Jacksons Landing coming down in demolition work

Demolition work to Hartlepool’s former factory shopping outlet Jacksons Landing is well underway.

Work has started on pulling down part of the building at the marina as owners Hartlepool Borough Council clear the site to market for redevelopment.

Demolition underway at Jacksons Landing. Picture by FRANK REID

Demolition underway at Jacksons Landing. Picture by FRANK REID

Diggers began work ripping down part of the exterior of the building at the weekend.

Workers were working inside yesterday.

Levelling of the whole site is expected to take eight weeks.

The council bought the site for £1.5 million in 2013 with an interest-free loan.

It has been empty for more than a decade after it ceased trading in 2004.

The council voted in favour of demolition at last month’s full council meeting although the decision has proved unpopular among many people for costing £40,000 of taxpayers’ money to do it.

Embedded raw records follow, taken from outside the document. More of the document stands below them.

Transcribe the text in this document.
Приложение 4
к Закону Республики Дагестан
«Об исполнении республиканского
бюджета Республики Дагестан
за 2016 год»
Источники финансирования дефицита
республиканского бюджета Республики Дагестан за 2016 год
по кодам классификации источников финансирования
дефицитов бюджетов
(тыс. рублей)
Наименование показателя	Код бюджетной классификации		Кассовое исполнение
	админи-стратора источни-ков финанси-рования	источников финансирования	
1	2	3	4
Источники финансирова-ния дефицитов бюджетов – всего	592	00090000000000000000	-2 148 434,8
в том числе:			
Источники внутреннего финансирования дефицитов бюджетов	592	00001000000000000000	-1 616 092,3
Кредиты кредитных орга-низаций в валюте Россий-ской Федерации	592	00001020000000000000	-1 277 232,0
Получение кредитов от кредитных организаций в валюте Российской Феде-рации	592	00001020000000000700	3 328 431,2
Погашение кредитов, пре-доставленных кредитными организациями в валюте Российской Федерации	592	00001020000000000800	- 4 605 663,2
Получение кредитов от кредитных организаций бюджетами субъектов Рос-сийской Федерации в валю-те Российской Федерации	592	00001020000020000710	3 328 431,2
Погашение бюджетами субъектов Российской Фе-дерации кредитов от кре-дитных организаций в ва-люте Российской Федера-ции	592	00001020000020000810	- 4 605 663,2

Council chiefs say removal of the building presents the best chance to create something new that will bring people to the area and build on the arrival of the National Museum of the Royal Navy’s presence of the historic quay.

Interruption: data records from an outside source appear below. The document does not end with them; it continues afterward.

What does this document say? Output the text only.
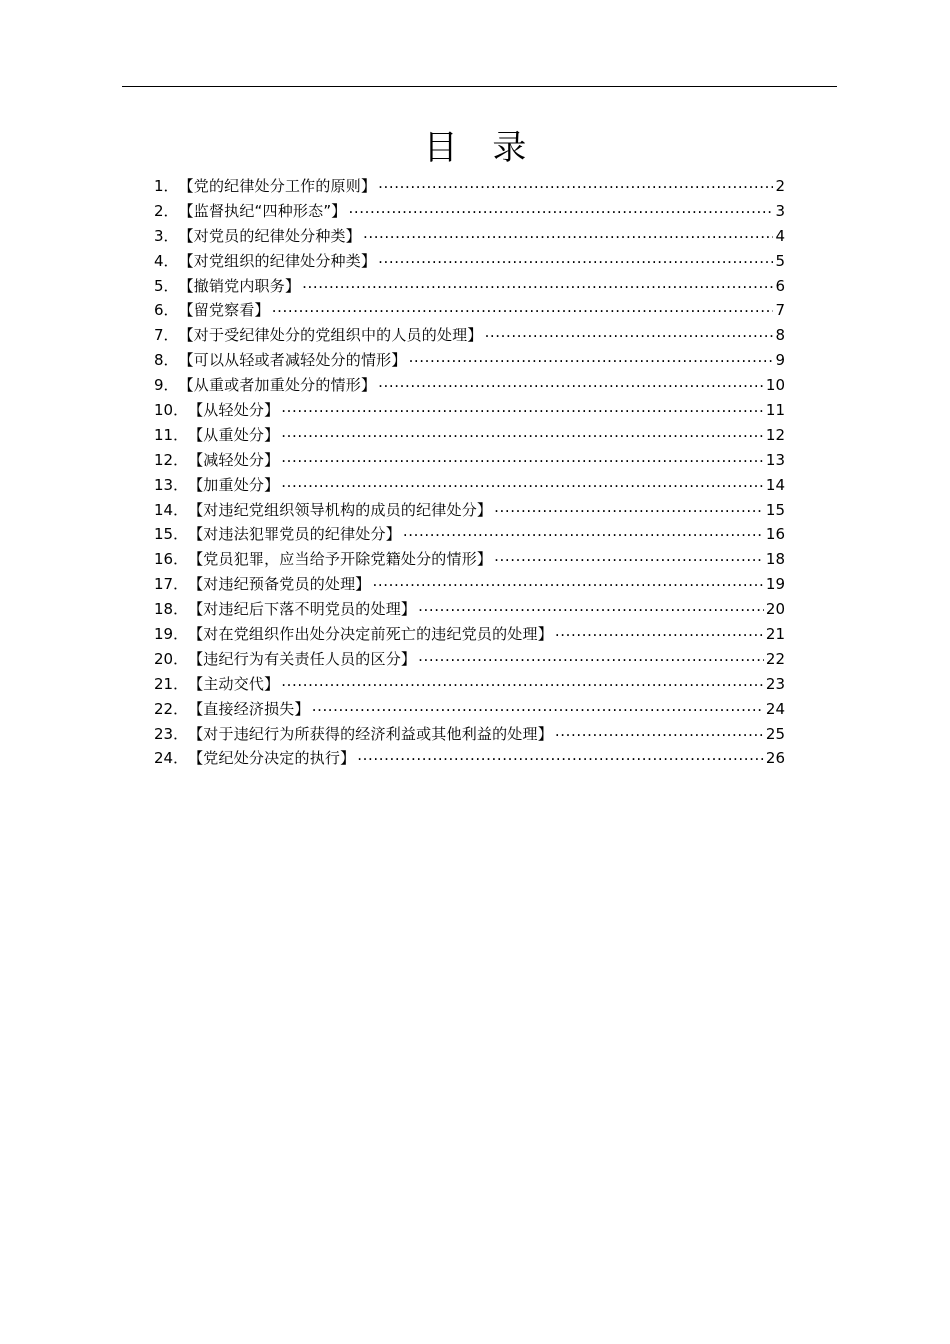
目 录
1． 【党的纪律处分工作的原则】 .....	2
2． 【监督执纪“四种形态”】 .....	3
3． 【对党员的纪律处分种类】 .....	4
4． 【对党组织的纪律处分种类】 .....	5
5． 【撤销党内职务】 .....	6
6． 【留党察看】 .....	7
7． 【对于受纪律处分的党组织中的人员的处理】 .....	8
8． 【可以从轻或者减轻处分的情形】 .....	9
9． 【从重或者加重处分的情形】 .....	10
10． 【从轻处分】 .....	11
11． 【从重处分】 .....	12
12． 【减轻处分】 .....	13
13． 【加重处分】 .....	14
14． 【对违纪党组织领导机构的成员的纪律处分】 .....	15
15． 【对违法犯罪党员的纪律处分】 .....	16
16． 【党员犯罪，应当给予开除党籍处分的情形】 .....	18
17． 【对违纪预备党员的处理】 .....	19
18． 【对违纪后下落不明党员的处理】 .....	20
19． 【对在党组织作出处分决定前死亡的违纪党员的处理】 .....	21
20． 【违纪行为有关责任人员的区分】 .....	22
21． 【主动交代】 .....	23
22． 【直接经济损失】 .....	24
23． 【对于违纪行为所获得的经济利益或其他利益的处理】 .....	25
24． 【党纪处分决定的执行】 .....	26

Speaking before the work started, council leader Councillor Christopher Akers-Belcher said:

“The decision to demolish the existing Jacksons Landing building reflects our ambition for the site and the long-term prosperity of Hartlepool.

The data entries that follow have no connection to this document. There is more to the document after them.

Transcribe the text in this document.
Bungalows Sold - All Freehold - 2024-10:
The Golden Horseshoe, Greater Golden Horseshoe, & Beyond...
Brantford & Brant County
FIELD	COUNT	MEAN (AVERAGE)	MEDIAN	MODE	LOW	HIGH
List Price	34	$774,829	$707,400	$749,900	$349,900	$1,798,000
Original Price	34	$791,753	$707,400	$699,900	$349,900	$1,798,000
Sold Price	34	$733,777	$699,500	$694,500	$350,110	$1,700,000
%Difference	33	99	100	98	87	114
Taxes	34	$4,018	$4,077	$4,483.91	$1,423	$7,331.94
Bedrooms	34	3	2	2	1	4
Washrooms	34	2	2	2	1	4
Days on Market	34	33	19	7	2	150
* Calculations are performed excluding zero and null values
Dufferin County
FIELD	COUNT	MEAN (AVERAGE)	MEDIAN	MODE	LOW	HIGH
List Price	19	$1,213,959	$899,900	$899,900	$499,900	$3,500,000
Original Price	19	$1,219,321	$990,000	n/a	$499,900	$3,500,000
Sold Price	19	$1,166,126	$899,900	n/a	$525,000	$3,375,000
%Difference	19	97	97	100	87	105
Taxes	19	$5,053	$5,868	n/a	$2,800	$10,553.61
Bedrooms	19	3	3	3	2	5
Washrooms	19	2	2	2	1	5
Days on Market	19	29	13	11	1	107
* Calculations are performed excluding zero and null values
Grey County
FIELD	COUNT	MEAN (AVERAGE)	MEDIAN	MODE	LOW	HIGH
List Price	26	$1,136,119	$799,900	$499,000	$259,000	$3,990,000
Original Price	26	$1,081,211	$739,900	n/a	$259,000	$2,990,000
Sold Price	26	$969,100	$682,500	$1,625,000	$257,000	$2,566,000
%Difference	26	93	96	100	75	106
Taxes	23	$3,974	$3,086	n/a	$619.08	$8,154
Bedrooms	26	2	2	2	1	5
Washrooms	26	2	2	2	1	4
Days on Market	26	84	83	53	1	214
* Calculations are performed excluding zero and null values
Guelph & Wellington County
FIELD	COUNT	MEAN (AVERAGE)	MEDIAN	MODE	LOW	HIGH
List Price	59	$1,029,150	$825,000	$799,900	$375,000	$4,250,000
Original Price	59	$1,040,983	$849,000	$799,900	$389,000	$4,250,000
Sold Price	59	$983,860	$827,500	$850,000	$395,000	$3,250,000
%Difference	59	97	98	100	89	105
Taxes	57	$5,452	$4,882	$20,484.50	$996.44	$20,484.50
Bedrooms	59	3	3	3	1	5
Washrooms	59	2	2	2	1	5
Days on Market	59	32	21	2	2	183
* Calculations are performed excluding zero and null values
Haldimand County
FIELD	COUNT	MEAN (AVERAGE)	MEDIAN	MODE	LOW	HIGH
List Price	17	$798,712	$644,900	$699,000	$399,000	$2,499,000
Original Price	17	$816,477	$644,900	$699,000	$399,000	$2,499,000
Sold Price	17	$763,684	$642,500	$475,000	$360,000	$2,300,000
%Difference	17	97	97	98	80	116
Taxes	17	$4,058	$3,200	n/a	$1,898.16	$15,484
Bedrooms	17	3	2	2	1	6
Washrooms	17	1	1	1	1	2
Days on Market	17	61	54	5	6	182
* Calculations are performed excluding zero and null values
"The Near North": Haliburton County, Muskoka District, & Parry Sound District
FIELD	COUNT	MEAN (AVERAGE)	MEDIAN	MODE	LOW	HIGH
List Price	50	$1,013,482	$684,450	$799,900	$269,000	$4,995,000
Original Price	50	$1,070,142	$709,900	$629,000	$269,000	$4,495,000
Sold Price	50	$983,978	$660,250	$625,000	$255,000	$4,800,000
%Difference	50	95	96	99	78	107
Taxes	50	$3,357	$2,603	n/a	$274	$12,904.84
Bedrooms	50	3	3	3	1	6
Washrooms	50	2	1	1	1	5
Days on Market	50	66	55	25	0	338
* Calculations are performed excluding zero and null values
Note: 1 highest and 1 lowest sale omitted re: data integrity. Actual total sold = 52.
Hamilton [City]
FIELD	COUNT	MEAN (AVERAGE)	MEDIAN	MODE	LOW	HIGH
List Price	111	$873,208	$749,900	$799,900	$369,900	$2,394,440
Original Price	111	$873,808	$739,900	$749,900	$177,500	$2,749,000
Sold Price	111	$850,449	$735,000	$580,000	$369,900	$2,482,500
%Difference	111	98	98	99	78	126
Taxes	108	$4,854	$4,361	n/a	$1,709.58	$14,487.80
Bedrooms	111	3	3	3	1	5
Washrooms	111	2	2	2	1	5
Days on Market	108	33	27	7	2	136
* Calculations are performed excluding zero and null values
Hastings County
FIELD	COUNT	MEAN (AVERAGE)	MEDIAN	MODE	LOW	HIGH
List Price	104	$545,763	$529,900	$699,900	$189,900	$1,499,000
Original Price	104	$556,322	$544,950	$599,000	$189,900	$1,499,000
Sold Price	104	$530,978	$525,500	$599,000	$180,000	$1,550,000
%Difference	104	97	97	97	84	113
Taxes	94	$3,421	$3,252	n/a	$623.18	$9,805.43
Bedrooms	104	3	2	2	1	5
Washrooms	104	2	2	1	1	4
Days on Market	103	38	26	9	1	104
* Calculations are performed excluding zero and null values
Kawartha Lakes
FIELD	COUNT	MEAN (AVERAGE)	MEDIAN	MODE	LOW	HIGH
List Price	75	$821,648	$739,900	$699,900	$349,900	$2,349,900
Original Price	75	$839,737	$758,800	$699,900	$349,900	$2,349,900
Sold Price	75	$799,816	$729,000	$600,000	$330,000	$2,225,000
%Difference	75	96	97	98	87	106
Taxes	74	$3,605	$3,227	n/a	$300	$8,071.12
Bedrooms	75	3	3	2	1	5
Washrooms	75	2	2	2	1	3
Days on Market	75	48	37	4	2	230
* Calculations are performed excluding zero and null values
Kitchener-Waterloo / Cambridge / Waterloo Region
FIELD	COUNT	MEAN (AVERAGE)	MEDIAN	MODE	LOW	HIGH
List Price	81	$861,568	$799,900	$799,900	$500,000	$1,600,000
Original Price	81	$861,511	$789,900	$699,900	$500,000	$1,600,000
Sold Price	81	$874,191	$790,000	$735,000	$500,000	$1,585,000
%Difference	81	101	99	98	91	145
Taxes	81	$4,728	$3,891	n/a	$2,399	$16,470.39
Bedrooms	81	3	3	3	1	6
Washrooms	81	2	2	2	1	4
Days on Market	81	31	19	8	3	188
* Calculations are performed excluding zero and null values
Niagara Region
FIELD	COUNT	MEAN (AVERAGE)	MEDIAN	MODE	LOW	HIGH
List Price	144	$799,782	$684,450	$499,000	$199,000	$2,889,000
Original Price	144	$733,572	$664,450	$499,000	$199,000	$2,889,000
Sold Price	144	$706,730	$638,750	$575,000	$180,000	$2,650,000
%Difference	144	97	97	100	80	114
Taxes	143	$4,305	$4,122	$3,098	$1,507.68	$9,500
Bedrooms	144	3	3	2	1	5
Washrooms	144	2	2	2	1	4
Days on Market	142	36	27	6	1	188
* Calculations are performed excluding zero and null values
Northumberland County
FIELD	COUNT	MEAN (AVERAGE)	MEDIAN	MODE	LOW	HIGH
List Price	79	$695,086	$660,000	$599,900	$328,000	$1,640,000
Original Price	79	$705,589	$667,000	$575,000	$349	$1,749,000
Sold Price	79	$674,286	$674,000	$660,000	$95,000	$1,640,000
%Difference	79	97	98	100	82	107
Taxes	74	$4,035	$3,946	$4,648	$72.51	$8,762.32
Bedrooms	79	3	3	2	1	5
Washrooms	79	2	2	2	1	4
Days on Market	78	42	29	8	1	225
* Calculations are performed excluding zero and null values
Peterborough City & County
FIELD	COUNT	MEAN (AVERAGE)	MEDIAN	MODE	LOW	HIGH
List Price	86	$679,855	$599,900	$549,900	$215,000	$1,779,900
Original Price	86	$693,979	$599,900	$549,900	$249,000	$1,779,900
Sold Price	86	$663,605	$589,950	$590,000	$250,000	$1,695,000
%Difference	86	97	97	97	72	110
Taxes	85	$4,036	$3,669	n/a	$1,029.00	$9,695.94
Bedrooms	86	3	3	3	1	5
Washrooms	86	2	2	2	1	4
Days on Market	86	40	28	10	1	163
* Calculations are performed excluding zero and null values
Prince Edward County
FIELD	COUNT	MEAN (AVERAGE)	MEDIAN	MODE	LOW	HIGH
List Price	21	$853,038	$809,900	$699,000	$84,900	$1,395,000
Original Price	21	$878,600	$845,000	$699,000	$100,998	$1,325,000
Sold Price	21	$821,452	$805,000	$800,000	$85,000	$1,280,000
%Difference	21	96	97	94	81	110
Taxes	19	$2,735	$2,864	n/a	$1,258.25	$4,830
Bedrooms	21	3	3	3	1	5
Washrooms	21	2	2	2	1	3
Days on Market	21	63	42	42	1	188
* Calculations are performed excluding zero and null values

“The site was purchased by the council given its potential for re-development rather than for the existing building, which does not offer the same potential for transformational change.

“Jacksons Landing is a building associated with failure.

“Removing it offers the opportunity to re-launch the waterfront as a visitor destination and change people’s perception of the area.”

Last month, hundreds of music fans attended the site to enjoy the second annual We Are Family festival headlined by the town’s Jar Family.

Architects appointed by the council are currently drawing up plans for the site which will be subject to public consultation.

The council said it had to spend more than £15,000 on repairs and security to the building after incidents of trespassers and vandalism.

Councillor Kevin Cranney, deputy leader of the council and chairman of the Regeneration Services Committee, previously said: “The existing building is in a poor condition and has been stripped back to a shell.

“Significant investment would be required to convert it into a quality development.

“Demolition of the building makes a range of new options possible, including purpose-built new buildings and styles that reflect the prominence of the area.”